$$ \newcommand{\pr}[1]{\mathbb{P}\left(#1\right)} \newcommand{\cpr}[2]{\mathbb{P}\left(#1\mid\,#2\right)} $$
5 Questions for Chapter 5
5.1 Warm-up
Exercise 5.1 The diagrams below represent systems with components that fail independently: the probability that component \(i\) works is \(p_i \in [0,1]\). For each system: i. find the probability that the system works, as a function of \(p_1\), \(p_2\), and \(p_3\); ii. find the probability that the system works in case \(p_1 = p_2 = p_3 = 0.7\); iii. find the conditional probability that component \(1\) works, given that the system works, in case \(p_1 =p_2 = p_3 =0.7\).
5.2 Workout
Exercise 5.2 The colour of a certain kind of mouse is determined by the inheritance of allele pairs of a gene, which are denoted BB, Bb and bb. B is dominant (BB or Bb give a black mouse, while bb gives a brown mouse). When mating, each parent passes one of its allele pair (each choice being equally likely) independently for each offspring.
In a certain experiment, two mice of type Bb are mated to produce an offspring, Mickey.
- Find the probability that Mickey is black.
For parts (b)–(d) suppose that Mickey is indeed black.
What is the probability that Mickey is type BB?
Mickey is mated with a brown mouse. They have three offspring. Find the probability that all the offspring are black.
Suppose that all three offspring of part (c) are indeed black. What is the probability now that Mickey is of type BB?
Finally, suppose that in the original experiment the genotypes of Mickey’s parents are unknown.
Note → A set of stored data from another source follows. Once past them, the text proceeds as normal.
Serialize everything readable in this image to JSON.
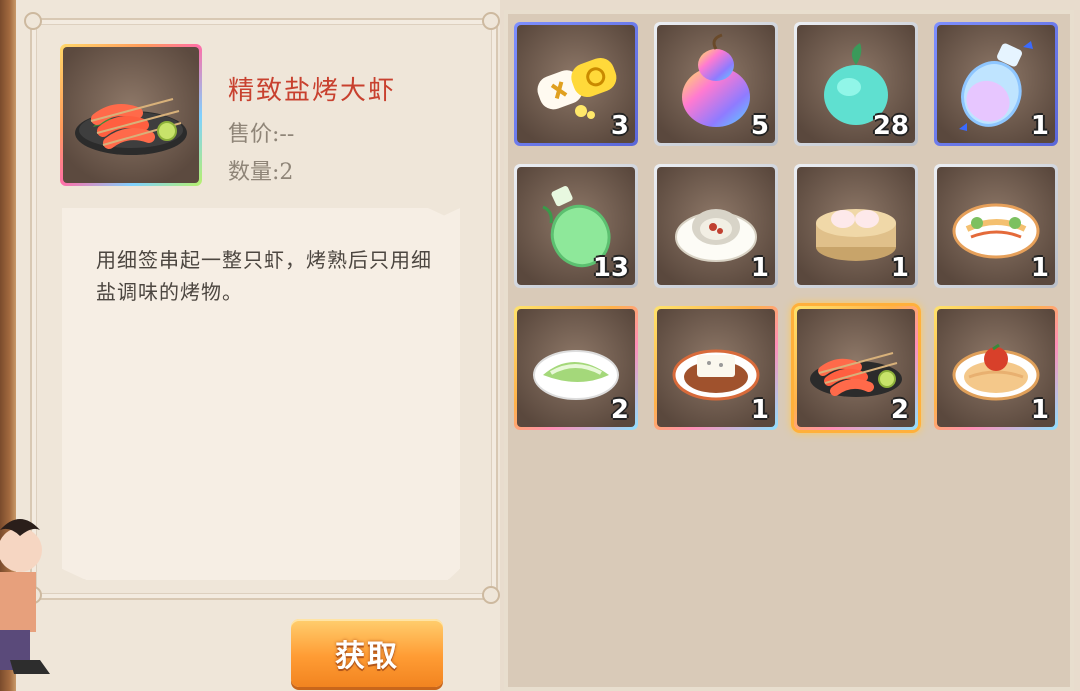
{
  "detail": {
    "name": "精致盐烤大虾",
    "price": "售价:--",
    "quantity": "数量:2",
    "description": "用细签串起一整只虾，烤熟后只用细盐调味的烤物。"
  },
  "actions": {
    "get_label": "获取"
  },
  "inventory": [
    {
      "icon": "battery-pill-icon",
      "count": "3",
      "rarity": "blue"
    },
    {
      "icon": "rainbow-gourd-icon",
      "count": "5",
      "rarity": "gray"
    },
    {
      "icon": "cyan-gourd-icon",
      "count": "28",
      "rarity": "gray"
    },
    {
      "icon": "butterfly-potion-icon",
      "count": "1",
      "rarity": "blue"
    },
    {
      "icon": "green-potion-icon",
      "count": "13",
      "rarity": "gray"
    },
    {
      "icon": "oyster-dish-icon",
      "count": "1",
      "rarity": "gray"
    },
    {
      "icon": "dumpling-steamer-icon",
      "count": "1",
      "rarity": "gray"
    },
    {
      "icon": "noodle-salad-icon",
      "count": "1",
      "rarity": "gray"
    },
    {
      "icon": "lettuce-dish-icon",
      "count": "2",
      "rarity": "gold"
    },
    {
      "icon": "tofu-dish-icon",
      "count": "1",
      "rarity": "gold"
    },
    {
      "icon": "grilled-shrimp-icon",
      "count": "2",
      "rarity": "gold",
      "selected": true
    },
    {
      "icon": "noodle-tomato-icon",
      "count": "1",
      "rarity": "gold"
    }
  ]
}
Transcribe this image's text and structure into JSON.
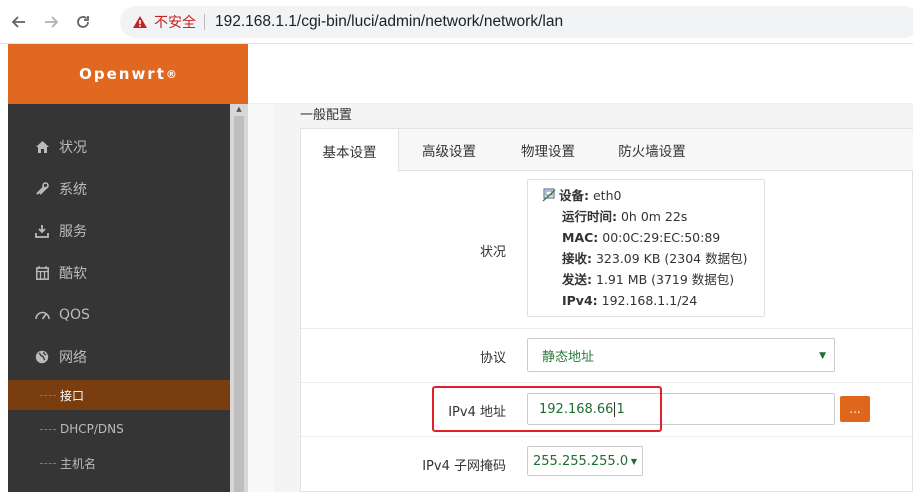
{
  "browser": {
    "insecure_label": "不安全",
    "url": "192.168.1.1/cgi-bin/luci/admin/network/network/lan"
  },
  "brand": {
    "name": "Openwrt",
    "mark": "®"
  },
  "sidebar": {
    "items": [
      {
        "label": "状况",
        "icon": "home-icon"
      },
      {
        "label": "系统",
        "icon": "tools-icon"
      },
      {
        "label": "服务",
        "icon": "download-icon"
      },
      {
        "label": "酷软",
        "icon": "calendar-icon"
      },
      {
        "label": "QOS",
        "icon": "gauge-icon"
      },
      {
        "label": "网络",
        "icon": "globe-icon"
      }
    ],
    "subitems": [
      {
        "label": "接口",
        "active": true
      },
      {
        "label": "DHCP/DNS",
        "active": false
      },
      {
        "label": "主机名",
        "active": false
      }
    ]
  },
  "main": {
    "section_title": "一般配置",
    "tabs": [
      "基本设置",
      "高级设置",
      "物理设置",
      "防火墙设置"
    ],
    "status": {
      "label": "状况",
      "device_key": "设备:",
      "device_val": " eth0",
      "uptime_key": "运行时间:",
      "uptime_val": " 0h 0m 22s",
      "mac_key": "MAC:",
      "mac_val": " 00:0C:29:EC:50:89",
      "rx_key": "接收:",
      "rx_val": " 323.09 KB (2304 数据包)",
      "tx_key": "发送:",
      "tx_val": " 1.91 MB (3719 数据包)",
      "ipv4_key": "IPv4:",
      "ipv4_val": " 192.168.1.1/24"
    },
    "protocol": {
      "label": "协议",
      "value": "静态地址"
    },
    "ipv4_address": {
      "label": "IPv4 地址",
      "value_before_cursor": "192.168.66",
      "value_after_cursor": "1",
      "button": "..."
    },
    "ipv4_netmask": {
      "label": "IPv4 子网掩码",
      "value": "255.255.255.0"
    }
  },
  "colors": {
    "accent": "#e06820",
    "sidebar_bg": "#353535",
    "active_sub": "#7a3d10",
    "value_green": "#1d6e33",
    "highlight": "#e0202a"
  }
}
However, each of the two mice, independently, has probability 1/3 of genotype BB, and probability 2/3 of genotype Bb.
Repeat parts (a), (b), (c) and (d) using this information.
Exercise 5.3 Suppose a (homologous) gene has two alleles A and a, of which a is recessive and also harmful, so aa individuals have some genetic disorder. Suppose the proportion of individuals of genotype Aa in the healthy population (i.e. those not of type aa) is \(\lambda\). Suppose a married couple, assumed to have come together by random mate selection, are both healthy. Suppose they have one healthy child. If they then decide to have a second child, what is the probability that it will also be healthy:
as a function of \(\lambda\), and
in the special case \(\lambda=0.1\).
5.3 Stretch
Exercise 5.4 The diagram below represents a system with components that fail independently. Suppose that component \(i\) works with probability \(\mathbb{P} ( W_i ) = p_i\). Find the probability that the system works as a function of \(p_1, \ldots, p_5\).
hint: Use the partition theorem with \(\{W_5,W_5^\mathrm{c}\}\)
Exercise 5.5 Suppose that a certain sex-linked gene has genotypes AA, Aa, aa in females, and genotypes A, a in males. Suppose that, for a particular generation, the genotypes AA, Aa, aa occur with frequencies \(u, 2v, w.\) Let \[p = u+v, \qquad q = v+w\] (so that \(p\), \(q\) with \(p + q = 1\) are the proportions of A and a in the female population). Suppose that the frequencies of the two genotypes A, a in the male population are \(p'\), \(q'\) (where \(p' + q' =1\)).
Assume random mating between males and females in a large population. Remember that, for a sex-linked gene, the son receives one gene from the mother and none from the father. Let \(p_1\), \(q_1\) be the proportions of A, a in females of the next generation, and let \(p'_1\), \(q'_1\) be the proportion of A, a in males of the next generation.
Show that \[p'_1 - p_1 =\frac{p-p'}{2} \quad\mbox{and}\quad \frac{2}{3}\, p_1 + \frac{1}{3}\, p'_1 = \frac{2}{3}\, p + \frac{1}{3}\, p'.\] Interpret these results.